Peristiwa dan persoalan serupa ini belum pernah terjadi selama 65 tahun Provinsi Riau dibentuk. Ia dihadapkan pada masalah global. Apakah kemudian masih pantas menjadikan pembangunan infrastruktur dan bermegah-megahan secara fisik sebagai parameter capaian spektakuler? Sementara banyak persoalan dasar di bidang kesehatan dan ekonomi yang harus ditanggulangi.
Belum lagi keberlangsungan pendidikan generasi yang perlu diarifi dengan berbagai kebijakan. Lalu mencuatnya persoalan LAM Riau baru-baru ini, dianggap bahwa Syamsuar sebagai payung panji adat telah membuat lembaga ini berujung di pengadilan sebagai kenyataan yang menyurutkan Melayu?
Apakah sebelum Syamsuar menjadi gubernur persoalan-persoalan adat dan ke-Melayu-an khususnya di internal LAM Riau tidak ada? Banyak hal yang sudah terlanjur terjadi sebelum beliau menjadi gubernur, dan di masa-masa ini potensi pertelagahan itu memuncak lalu meledak. Apalagi tokoh yang selama ini menjaga marwah Melayu dan disegani di LAM Riau sudah tiada.

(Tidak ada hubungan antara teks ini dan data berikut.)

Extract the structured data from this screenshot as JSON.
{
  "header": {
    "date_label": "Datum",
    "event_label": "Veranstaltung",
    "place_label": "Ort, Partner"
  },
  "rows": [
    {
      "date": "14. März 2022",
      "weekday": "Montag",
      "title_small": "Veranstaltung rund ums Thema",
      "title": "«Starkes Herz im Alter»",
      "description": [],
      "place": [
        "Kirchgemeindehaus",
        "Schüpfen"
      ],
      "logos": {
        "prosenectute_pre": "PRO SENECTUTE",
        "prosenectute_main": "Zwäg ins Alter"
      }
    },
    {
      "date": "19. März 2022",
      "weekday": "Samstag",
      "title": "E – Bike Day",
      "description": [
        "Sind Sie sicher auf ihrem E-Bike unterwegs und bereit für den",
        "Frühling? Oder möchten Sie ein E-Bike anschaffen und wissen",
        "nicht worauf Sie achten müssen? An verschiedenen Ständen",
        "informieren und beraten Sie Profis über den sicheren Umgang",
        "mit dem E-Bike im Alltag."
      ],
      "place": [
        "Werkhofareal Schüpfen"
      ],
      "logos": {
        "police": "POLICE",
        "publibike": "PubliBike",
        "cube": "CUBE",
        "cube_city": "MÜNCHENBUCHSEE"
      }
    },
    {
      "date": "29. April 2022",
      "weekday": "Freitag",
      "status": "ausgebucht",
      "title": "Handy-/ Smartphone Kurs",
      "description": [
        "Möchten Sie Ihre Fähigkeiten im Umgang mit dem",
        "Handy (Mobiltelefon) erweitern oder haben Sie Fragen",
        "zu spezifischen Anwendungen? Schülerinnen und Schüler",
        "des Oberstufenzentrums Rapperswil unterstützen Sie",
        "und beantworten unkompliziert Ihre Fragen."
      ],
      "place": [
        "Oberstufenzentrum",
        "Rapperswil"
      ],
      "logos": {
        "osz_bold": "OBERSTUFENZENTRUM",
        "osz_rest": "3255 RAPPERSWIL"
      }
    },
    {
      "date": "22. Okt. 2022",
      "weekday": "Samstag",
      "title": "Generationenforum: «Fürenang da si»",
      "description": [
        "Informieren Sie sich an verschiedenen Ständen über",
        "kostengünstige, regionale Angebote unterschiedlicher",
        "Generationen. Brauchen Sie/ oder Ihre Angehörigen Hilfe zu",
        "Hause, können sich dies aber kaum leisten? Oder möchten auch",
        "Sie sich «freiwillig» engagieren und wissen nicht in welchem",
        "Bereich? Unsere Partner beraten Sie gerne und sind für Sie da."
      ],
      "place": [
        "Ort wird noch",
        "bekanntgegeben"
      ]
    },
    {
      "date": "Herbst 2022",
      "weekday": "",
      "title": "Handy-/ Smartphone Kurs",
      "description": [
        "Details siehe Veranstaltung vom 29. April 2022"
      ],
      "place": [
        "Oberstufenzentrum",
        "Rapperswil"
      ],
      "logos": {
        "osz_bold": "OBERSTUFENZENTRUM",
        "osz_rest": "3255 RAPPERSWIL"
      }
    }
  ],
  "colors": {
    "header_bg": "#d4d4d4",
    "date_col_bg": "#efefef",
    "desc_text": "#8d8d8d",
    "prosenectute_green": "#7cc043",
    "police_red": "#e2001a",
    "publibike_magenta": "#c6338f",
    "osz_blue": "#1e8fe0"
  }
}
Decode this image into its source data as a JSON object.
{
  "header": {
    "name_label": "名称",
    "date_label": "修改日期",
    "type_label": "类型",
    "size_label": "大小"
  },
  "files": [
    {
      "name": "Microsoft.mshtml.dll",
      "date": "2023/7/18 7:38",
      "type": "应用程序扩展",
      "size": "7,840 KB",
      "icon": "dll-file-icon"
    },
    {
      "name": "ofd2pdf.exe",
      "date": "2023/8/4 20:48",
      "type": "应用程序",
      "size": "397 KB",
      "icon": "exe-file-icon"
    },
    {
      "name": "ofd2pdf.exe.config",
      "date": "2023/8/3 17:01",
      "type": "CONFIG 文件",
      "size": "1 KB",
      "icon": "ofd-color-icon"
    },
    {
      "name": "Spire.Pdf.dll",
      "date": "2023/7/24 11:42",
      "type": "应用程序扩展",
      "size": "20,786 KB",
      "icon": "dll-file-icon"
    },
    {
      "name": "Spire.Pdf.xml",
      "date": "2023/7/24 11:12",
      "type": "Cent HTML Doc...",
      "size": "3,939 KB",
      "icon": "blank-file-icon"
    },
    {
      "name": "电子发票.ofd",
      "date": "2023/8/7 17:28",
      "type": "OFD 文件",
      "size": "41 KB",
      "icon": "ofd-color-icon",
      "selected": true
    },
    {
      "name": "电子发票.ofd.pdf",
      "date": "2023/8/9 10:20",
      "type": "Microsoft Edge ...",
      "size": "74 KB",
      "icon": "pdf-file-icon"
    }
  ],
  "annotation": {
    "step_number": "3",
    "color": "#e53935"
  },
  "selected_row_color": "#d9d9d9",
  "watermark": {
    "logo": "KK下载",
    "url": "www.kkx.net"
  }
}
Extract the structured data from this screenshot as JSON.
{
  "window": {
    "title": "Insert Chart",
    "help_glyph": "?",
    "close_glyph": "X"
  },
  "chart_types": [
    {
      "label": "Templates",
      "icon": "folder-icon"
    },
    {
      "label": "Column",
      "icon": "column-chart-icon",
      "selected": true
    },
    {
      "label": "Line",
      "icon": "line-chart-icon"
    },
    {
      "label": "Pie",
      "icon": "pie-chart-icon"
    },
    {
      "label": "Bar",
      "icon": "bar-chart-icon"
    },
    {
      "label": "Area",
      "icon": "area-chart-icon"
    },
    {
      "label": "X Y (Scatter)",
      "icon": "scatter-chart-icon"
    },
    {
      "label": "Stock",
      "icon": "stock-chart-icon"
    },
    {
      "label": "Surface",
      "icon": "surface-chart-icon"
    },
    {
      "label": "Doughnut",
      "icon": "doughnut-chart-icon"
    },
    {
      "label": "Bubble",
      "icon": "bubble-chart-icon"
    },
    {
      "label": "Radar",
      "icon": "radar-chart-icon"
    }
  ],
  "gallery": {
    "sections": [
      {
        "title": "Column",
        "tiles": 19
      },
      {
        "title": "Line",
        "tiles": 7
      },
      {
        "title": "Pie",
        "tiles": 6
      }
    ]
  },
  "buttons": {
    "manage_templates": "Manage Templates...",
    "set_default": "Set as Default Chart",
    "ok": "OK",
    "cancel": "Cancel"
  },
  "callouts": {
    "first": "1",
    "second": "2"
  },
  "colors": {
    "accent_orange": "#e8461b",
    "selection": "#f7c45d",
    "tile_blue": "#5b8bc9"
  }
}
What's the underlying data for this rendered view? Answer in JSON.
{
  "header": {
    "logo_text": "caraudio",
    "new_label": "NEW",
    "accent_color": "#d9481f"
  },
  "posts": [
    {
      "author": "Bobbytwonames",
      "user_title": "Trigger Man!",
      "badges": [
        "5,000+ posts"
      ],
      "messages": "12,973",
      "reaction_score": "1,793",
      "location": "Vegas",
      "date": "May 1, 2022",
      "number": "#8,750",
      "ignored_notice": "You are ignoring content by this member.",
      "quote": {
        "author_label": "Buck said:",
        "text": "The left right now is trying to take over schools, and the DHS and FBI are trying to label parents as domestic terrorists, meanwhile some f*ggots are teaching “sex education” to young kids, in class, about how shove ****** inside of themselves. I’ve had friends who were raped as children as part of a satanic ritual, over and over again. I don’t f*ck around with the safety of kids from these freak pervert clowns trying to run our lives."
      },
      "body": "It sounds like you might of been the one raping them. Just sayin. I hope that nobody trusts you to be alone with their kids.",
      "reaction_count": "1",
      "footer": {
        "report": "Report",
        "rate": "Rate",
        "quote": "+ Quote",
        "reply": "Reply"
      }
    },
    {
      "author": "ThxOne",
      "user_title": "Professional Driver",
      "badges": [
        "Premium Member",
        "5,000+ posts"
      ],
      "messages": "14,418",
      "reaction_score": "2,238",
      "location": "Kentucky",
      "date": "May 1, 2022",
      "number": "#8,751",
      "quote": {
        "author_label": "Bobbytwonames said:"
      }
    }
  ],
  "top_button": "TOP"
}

Seharusnya dengan kehilangan sosok tokoh itulah yang membuat Melayu bersedih. Adapun kemudian jika Syamsuar terkesan berpihak, tentu sangat berdasar dan bukan memaksakan kehendak seperti anggapan di dalam opini pemerhati sosial kemasyarakatan dan infrastruktur Riau itu.
Tulisan ini hanya reaksi biasa untuk menanggapi kebiasaan seseorang ketika lupa dengan catatan-catatannya di masa lalu yang hari ini kurang pas diucapkan. Terutama dalam mengungkapkan pandangannya kepada Pemerintah Provinsi Riau.